Ähnlich sieht es Michael Herrmann, Geschäftsführer der Verwaltungsgemeinschaft Benediktbeuern/Bichl. Grundsätzlich sei es ein gutes Zeichen, dass die Biber sich wieder in den Mooren ansiedelten. In der freien Natur sei die Aktivität des Nagers unproblematisch, nicht aber wenn „regelmäßig diverse Abflüsse und Entwässerungsrohre verstopft“ seien, so Herrmann. Eine Entnahme der Tiere komme derzeit aber nicht in Frage. „Bei einer so großen Population ist ein Abschuss nicht zielführend und keine langfristige Lösung.“
Friedl Könauer vom Bund Naturschutz gegen Entnahme
Sobald ein Revier unbesetzt sei, siedele sich sofort ein neuer Biber an, erläutert Friedl Krönauer, Kreisvorsitzender des Bund Naturschutz (BN). Sinnvoller sei es deshalb, den Bereich „so zu gestalten, dass er für die Biber nicht mehr attraktiv“ ist. Generell, so Krönauer, sollte man den Nager nicht nur als Problem sehen, sondern den Baumeister der Natur differenzierter betrachten. Durch seine Dämme verhindere er den Wasserabfluss, was sowohl in Dürrephasen als auch bei Starkregen von Vorteil sei.
Außerdem leiste der Biber einen wichtigen Beitrag zur Artenvielfalt, indem er einen neuen Lebensraum für Fische, Vögel und Insekten schaffe. „Ich für meinen Teil wünsche mir etwas mehr Verständnis und Duldsamkeit für Prozesse in der Natur“, sagt der BN-Kreisvorsitzende. Auf der anderen Seite will er die Probleme, die der Biber teilweise verursacht, nicht kleinreden. Für einzelne Betroffenen gebe es die Möglichkeit von Ausgleichszahlungen. „Eine Entnahme sollte hingegen die letzte Möglichkeit sein“, sagt Krönauer.

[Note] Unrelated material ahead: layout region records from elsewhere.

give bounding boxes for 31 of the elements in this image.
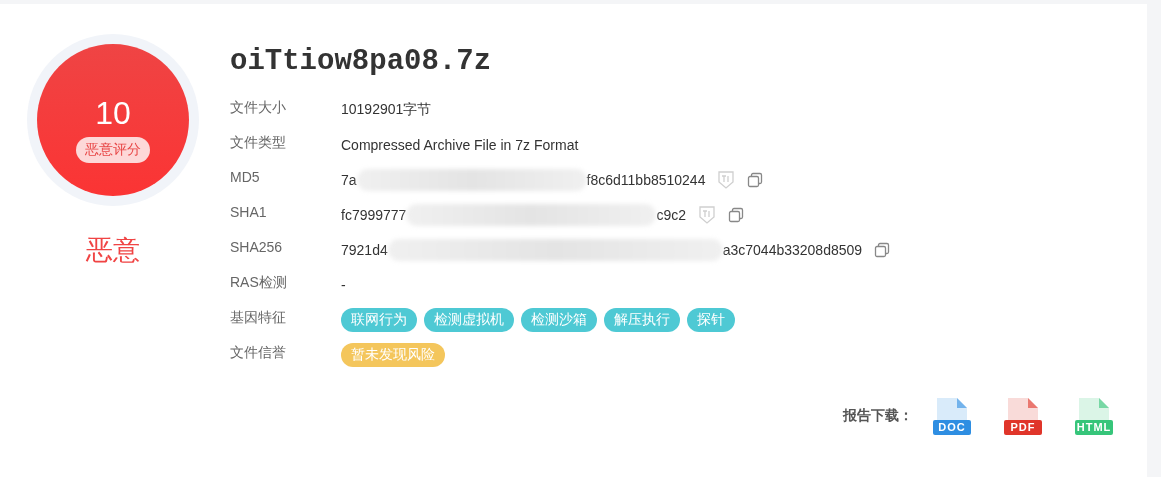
tag: 检测虚拟机 bbox=[424, 307, 514, 332]
tag: 探针 bbox=[687, 307, 735, 332]
field-label: MD5 bbox=[230, 168, 261, 185]
copy-icon[interactable] bbox=[874, 241, 891, 258]
score-value: 10 bbox=[95, 95, 131, 131]
field-value: Compressed Archive File in 7z Format bbox=[341, 136, 579, 153]
field-label: 文件类型 bbox=[230, 133, 287, 152]
copy-icon[interactable] bbox=[747, 171, 764, 188]
hash-value: 7921d4 bbox=[341, 241, 388, 258]
file-name: oiTtiow8pa08.7z bbox=[230, 44, 493, 80]
verdict-label: 恶意 bbox=[86, 234, 140, 267]
tag: 检测沙箱 bbox=[521, 307, 597, 332]
field-label: 基因特征 bbox=[230, 308, 287, 327]
hash-value: f8c6d11bb8510244 bbox=[586, 171, 706, 188]
tag: 暂未发现风险 bbox=[341, 342, 445, 367]
field-value: - bbox=[341, 276, 346, 293]
field-value: 10192901字节 bbox=[341, 100, 432, 119]
tag: 联网行为 bbox=[341, 307, 417, 332]
hash-value: fc7999777 bbox=[341, 206, 407, 223]
tag: 解压执行 bbox=[604, 307, 680, 332]
field-label: 文件信誉 bbox=[230, 343, 287, 362]
hash-value: a3c7044b33208d8509 bbox=[722, 241, 863, 258]
score-label: 恶意评分 bbox=[76, 137, 150, 163]
field-label: SHA256 bbox=[230, 238, 284, 255]
field-label: SHA1 bbox=[230, 203, 268, 220]
field-label: 文件大小 bbox=[230, 98, 287, 117]
download-label: 报告下载： bbox=[843, 407, 913, 425]
field-label: RAS检测 bbox=[230, 273, 288, 292]
hash-value: 7a bbox=[341, 171, 357, 188]
hash-value: c9c2 bbox=[656, 206, 686, 223]
copy-icon[interactable] bbox=[728, 206, 744, 223]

„Kein Jäger reißt sich darum, Biber zu erlegen“
Da Biber unter Artenschutz stehen dürfen sie nur in Ausnahmefällen zum Abschuss freigegeben werden, teilte das Landratsamt auf Anfrage mit. Durchgeführt wird sie vor allem von Jagdscheininhabern. Ob eine solche Entnahme notwendig ist, entscheide die Untere Jagdbehörde erst nach sorgfältiger Begutachtung der Schäden, erklärt Josef Heßlinger, Pressereferent des Kreisjagdverbandes. Insgesamt sei man dort sehr zurückhaltend, was solche Entscheidungen angeht. „Kein Jäger reißt sich darum, Biber zu erlegen“, sagt der Verbandssprecher in Bezug auf die teils negativen Reaktionen in der Gesellschaft. Aber: Es sei notwendig, wenn ansonsten die Schäden zu groß werden.
Da der Biberbestand in den vergangenen Jahren „massiv angestiegen“ sei, werde man in Zukunft vermutlich nicht um „vermehrte Entnahmen herumkommen“, glaubt Heßlinger. Es gelte dasselbe wie auch bei anderen Tierarten: „Wenn die Population zu stark ansteigt, muss sie wieder reguliert werden.“
Das Erlegen der Tiere sei für die Jäger kein leichtes Unterfangen. „Es ist sehr zeitaufwendig, weil man warten muss, bis der Biber an Land kommt“, erklärt Heßlinger. Dies sei erst in den späten Abend- oder frühen Morgenstunden der Fall. Außerdem müsse darauf geachtet werden, dass keine Fußgänger mehr unterwegs sind. Denn der Biber ist längst nicht mehr nur an der Isar oder Loisach anzutreffen. „Mittlerweile ist er an fast jedem Weiher oder kleinerem Wasserlauf zu finden.“ (fs)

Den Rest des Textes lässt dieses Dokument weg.